Looking after the ecosystem
“When we are looking to identify risk from a credit standpoint, or even undertake more generic requirements such as payments, we will consider the needs of the whole ecosystem,” comments Brooks. “We don’t just work with the club itself, we also make these services available to its high-earning players, and to the players’ agents .”
From a player’s perspective, as well as being recruited into a team, they may be sent out on loan to other teams, either domestically or overseas. “We work with many athletes on an individual basis, globally,” says Brooks.
A UK-based footballer on loan to a major European team may wish to take their salary in euros. That player may be looking to return to the UK post-contract, or move to another country with a different currency. And in some cases, an individual playing overseas may wish to repatriate a percentage of their earnings, requiring the setting up of a client account to process more exotic currencies.
The challenge for such players is that within these arrangements, they may face high currency exchange costs, compliance complexities, and the risk of currency fluctuations negatively affecting their earnings. In response to one high-profile player client’s needs, Brooks says Ebury was able to mitigate currency fluctuation issues by providing salary conversions, managed through forward contracts spread over a number of years.
One perhaps unexpected aspect of running a football club is the occasional need for trade finance. “This could be related to the support of catering, travel, or event management, which can present quite substantial upfront costs,” reveals Brooks. In Ebury’s case, an unsecured and uncommitted credit line can be granted.
“In each case, we will look at the client’s overseas cash flows, and the related services its incumbent banks are providing. We may find that we are better placed to offer unsecured trade finance alongside our cross-border payments and FX risk management products.” This, he explains, can extend terms by up to an additional 150 days, while the club’s suppliers are still paid on time.
So much more than a game
The EPL, and indeed other top European leagues, has seen an influx of overseas ownership, especially from the US, in recent years. Fans may or may not approve, but the additional capital injected into the EPL alone has built an estimated brand value of £7.2bn, according to Statista.
With “many more moving parts” in the commercial life of football than most fans would ever consider, today’s ‘beautiful game’ is as complex and challenging in its on-pitch performance as it is in its financial endeavours, notes Brooks. There is no denying that effective management of financial activities is now an essential part of a club’s overall success, and in some cases, survival.

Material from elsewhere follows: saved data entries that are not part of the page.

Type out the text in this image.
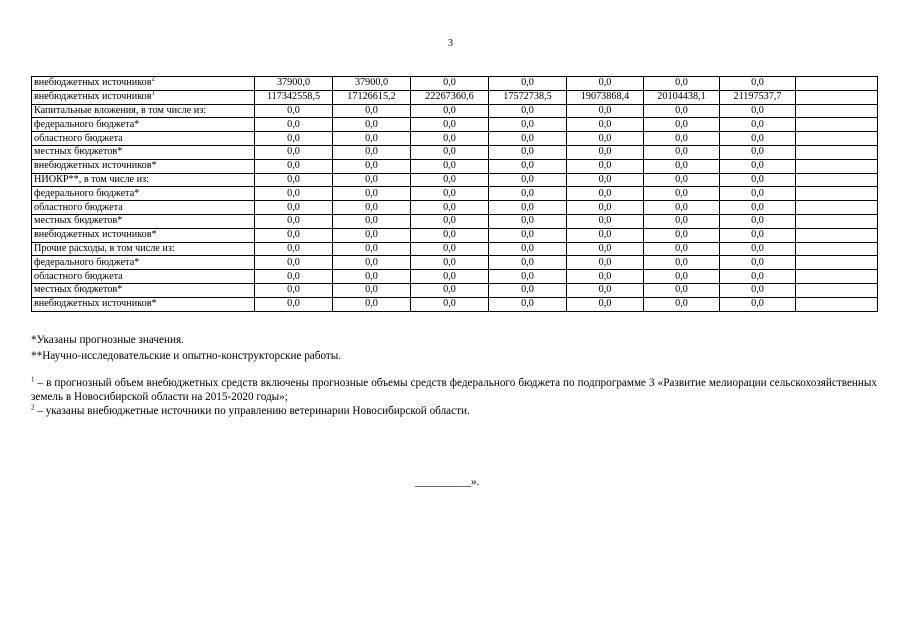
3
внебюджетных источников$^2$	37900,0	37900,0	0,0	0,0	0,0	0,0	0,0	
внебюджетных источников$^1$	117342558,5	17126615,2	22267360,6	17572738,5	19073868,4	20104438,1	21197537,7	
Капитальные вложения, в том числе из:	0,0	0,0	0,0	0,0	0,0	0,0	0,0	
федерального бюджета*	0,0	0,0	0,0	0,0	0,0	0,0	0,0	
областного бюджета	0,0	0,0	0,0	0,0	0,0	0,0	0,0	
местных бюджетов*	0,0	0,0	0,0	0,0	0,0	0,0	0,0	
внебюджетных источников*	0,0	0,0	0,0	0,0	0,0	0,0	0,0	
НИОКР**, в том числе из:	0,0	0,0	0,0	0,0	0,0	0,0	0,0	
федерального бюджета*	0,0	0,0	0,0	0,0	0,0	0,0	0,0	
областного бюджета	0,0	0,0	0,0	0,0	0,0	0,0	0,0	
местных бюджетов*	0,0	0,0	0,0	0,0	0,0	0,0	0,0	
внебюджетных источников*	0,0	0,0	0,0	0,0	0,0	0,0	0,0	
Прочие расходы, в том числе из:	0,0	0,0	0,0	0,0	0,0	0,0	0,0	
федерального бюджета*	0,0	0,0	0,0	0,0	0,0	0,0	0,0	
областного бюджета	0,0	0,0	0,0	0,0	0,0	0,0	0,0	
местных бюджетов*	0,0	0,0	0,0	0,0	0,0	0,0	0,0	
внебюджетных источников*	0,0	0,0	0,0	0,0	0,0	0,0	0,0	

*Указаны прогнозные значения.

**Научно-исследовательские и опытно-конструкторские работы.

$^1$ – в прогнозный объем внебюджетных средств включены прогнозные объемы средств федерального бюджета по подпрограмме 3 «Развитие мелиорации сельскохозяйственных земель в Новосибирской области на 2015-2020 годы»;

$^2$ – указаны внебюджетные источники по управлению ветеринарии Новосибирской области.

__________».
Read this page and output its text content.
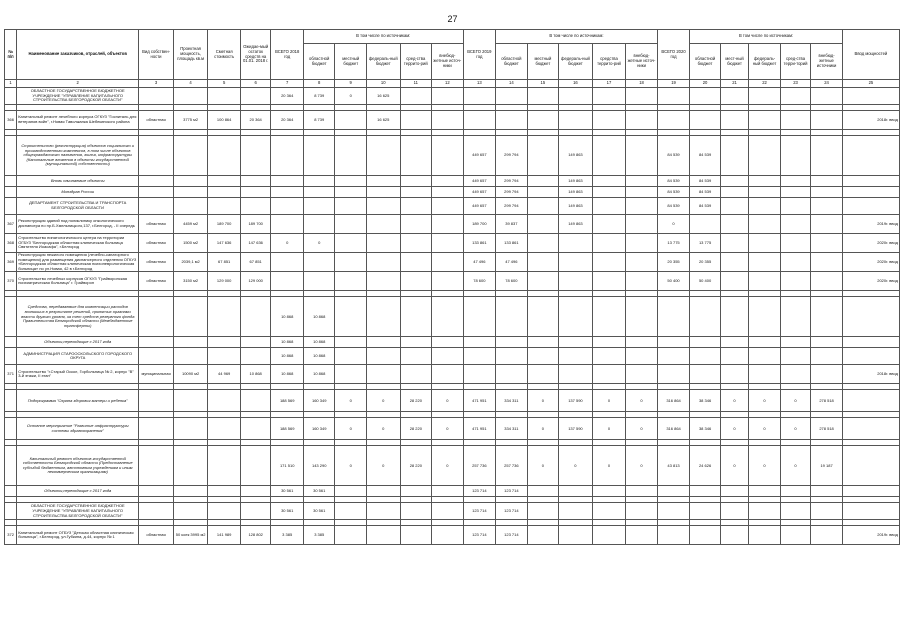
27
№ п/п	Наименование заказчиков, отраслей, объектов	Вид собствен-ности	Проектная мощность, площадь кв.м	Сметная стоимость	Ожидае-мый остаток средств на 01.01. 2018 г.	ВСЕГО 2018 год	В том числе по источникам:					ВСЕГО 2019 год	В том числе по источникам:					ВСЕГО 2020 год	В том числе по источникам:					Ввод мощностей
							областной бюджет	местный бюджет	федераль-ный бюджет	сред-ства террито-рий	внебюд-жетные источ-ники		областной бюджет	местный бюджет	федераль-ный бюджет	средства террито-рий	внебюд-жетные источ-ники		областной бюджет	мест-ный бюджет	федераль-ный бюджет	сред-ства терри-торий	внебюд-жетные источники	
1	2	3	4	5	6	7	8	9	10	11	12	13	14	15	16	17	18	19	20	21	22	23	24	25
	ОБЛАСТНОЕ ГОСУДАРСТВЕННОЕ БЮДЖЕТНОЕ УЧРЕЖДЕНИЕ "УПРАВЛЕНИЕ КАПИТАЛЬНОГО СТРОИТЕЛЬСТВА БЕЛГОРОДСКОЙ ОБЛАСТИ"					20 364	8 739	0	16 625															

366	Капитальный ремонт лечебного корпуса ОГКУЗ "Госпиталь для ветеранов войн", г.Новая Таволжанка Шебекинского района	областная	3775 м2	100 864	20 364	20 364	8 739		16 625															2018г. ввод

	Строительство (реконструкция) объектов социального и производственного комплексов, в том числе объектов общегражданского назначения, жилья, инфраструктуры (Капитальные вложения в объекты государственной (муниципальной) собственности)											449 657	299 794		149 863			84 539	84 539					
	Вновь начинаемые объекты											449 657	299 794		149 863			84 539	84 539					
	Минздрав России											449 657	299 794		149 863			84 539	84 539					
	ДЕПАРТАМЕНТ СТРОИТЕЛЬСТВА И ТРАНСПОРТА БЕЛГОРОДСКОЙ ОБЛАСТИ											449 657	299 794		149 863			84 539	84 539					
367	Реконструкция зданий под поликлинику онкологического диспансера по пр.Б.Хмельницкого,137, г.Белгород, - II очередь	областная	4459 м2	189 700	189 700							189 700	39 837		149 863			0						2019г. ввод
368	Строительство пинатологического центра на территории ОГБУЗ "Белгородская областная клиническая больница Святителя Иоасафа", г.Белгород	областная	1500 м2	147 636	147 636	0	0					133 861	133 861					13 775	13 775					2020г. ввод
369	Реконструкция нежилого помещения (лечебно-санаторного помещения) для размещения диспансерного отделения ОГКУЗ «Белгородская областная клиническая психоневрологическая больница» по ул.Новая, 42 в г.Белгород	областная	2039,1 м2	67 851	67 851							47 496	47 496					20 355	20 355					2020г. ввод
370	Строительство лечебных корпусов ОГКУЗ "Грайворонская психиатрическая больница" г. Грайворон	областная	3150 м2	129 000	129 000							78 600	78 600					50 400	50 400					2020г. ввод

	Средства, передаваемые для компенсации расходов возникших в результате решений, принятых органами власти другого уровня, за счет средств резервного фонда Правительства Белгородской области (Межбюджетные трансферты)					10 868	10 868																	
	Объекты,переходящие с 2017 года					10 868	10 868																	
	АДМИНИСТРАЦИЯ СТАРООСКОЛЬСКОГО ГОРОДСКОГО ОКРУГА					10 868	10 868																	
371	Строительство "г.Старый Оскол, Горбольница № 2, корпус "В" 3-й этажи, II этап"	муниципальная	10090 м2	44 969	10 868	10 868	10 868																	2018г. ввод

	Подпрограмма "Охрана здоровья матери и ребенка"					188 569	160 349	0	0	28 220	0	471 951	334 311	0	137 590	0	0	316 864	38 346	0	0	0	278 518	

	Основное мероприятие "Развитие инфраструктуры системы здравоохранения"					188 569	160 349	0	0	28 220	0	471 951	334 311	0	137 590	0	0	316 864	38 346	0	0	0	278 518	

	Капитальный ремонт объектов государственной собственности Белгородской области (Предоставление субсидий бюджетным, автономным учреждениям и иным некоммерческим организациям)					171 510	143 290	0	0	28 220	0	257 736	257 736	0	0	0	0	43 813	24 626	0	0	0	19 187	
	Объекты,переходящие с 2017 года					30 561	30 561					123 714	123 714											

	ОБЛАСТНОЕ ГОСУДАРСТВЕННОЕ БЮДЖЕТНОЕ УЧРЕЖДЕНИЕ "УПРАВЛЕНИЕ КАПИТАЛЬНОГО СТРОИТЕЛЬСТВА БЕЛГОРОДСКОЙ ОБЛАСТИ"					30 561	30 561					123 714	123 714											

372	Капитальный ремонт ОГБУЗ "Детская областная клиническая больница", г.Белгород, ул.Губкина, д.44, корпус № 1	областная	50 коек 3995 м2	141 989	128 802	3 385	3 385					123 714	123 714											2019г. ввод
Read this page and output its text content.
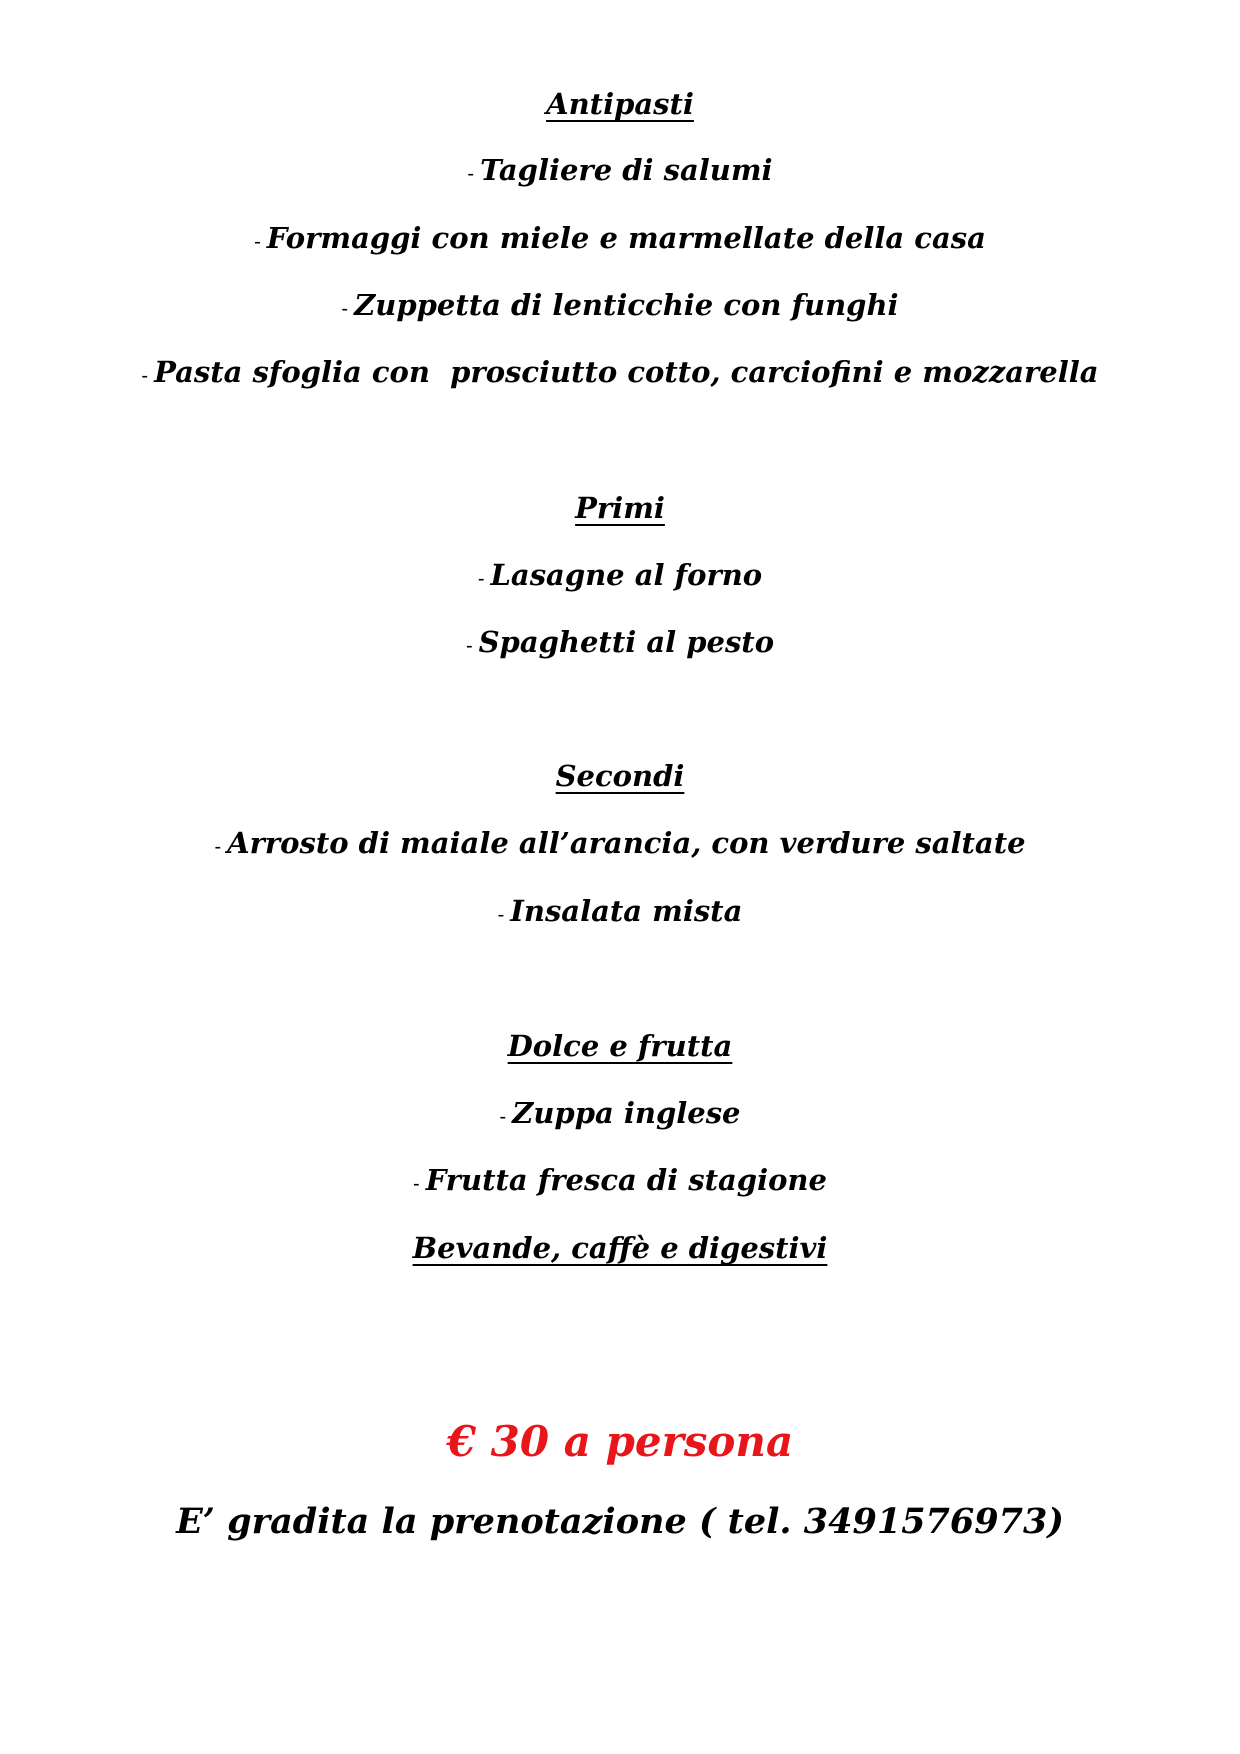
Antipasti
- Tagliere di salumi
- Formaggi con miele e marmellate della casa
- Zuppetta di lenticchie con funghi
- Pasta sfoglia con  prosciutto cotto, carciofini e mozzarella
Primi
- Lasagne al forno
- Spaghetti al pesto
Secondi
- Arrosto di maiale all’arancia, con verdure saltate
- Insalata mista
Dolce e frutta
- Zuppa inglese
- Frutta fresca di stagione
Bevande, caffè e digestivi
€ 30 a persona
E’ gradita la prenotazione ( tel. 3491576973)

While nothing will replace the sheer thrill of a goal scored, that success is made possible only through a deep understanding of, and response to, the financial machinations underpinning the entire club ecosystem. With the support of its treasurer, and capable specialist partners, the club itself, its fans, ownership group, players, agents, sponsors and advertisers, media firms, and all the supporting functions from catering and travel to merchandising and medics, will continue marching on together.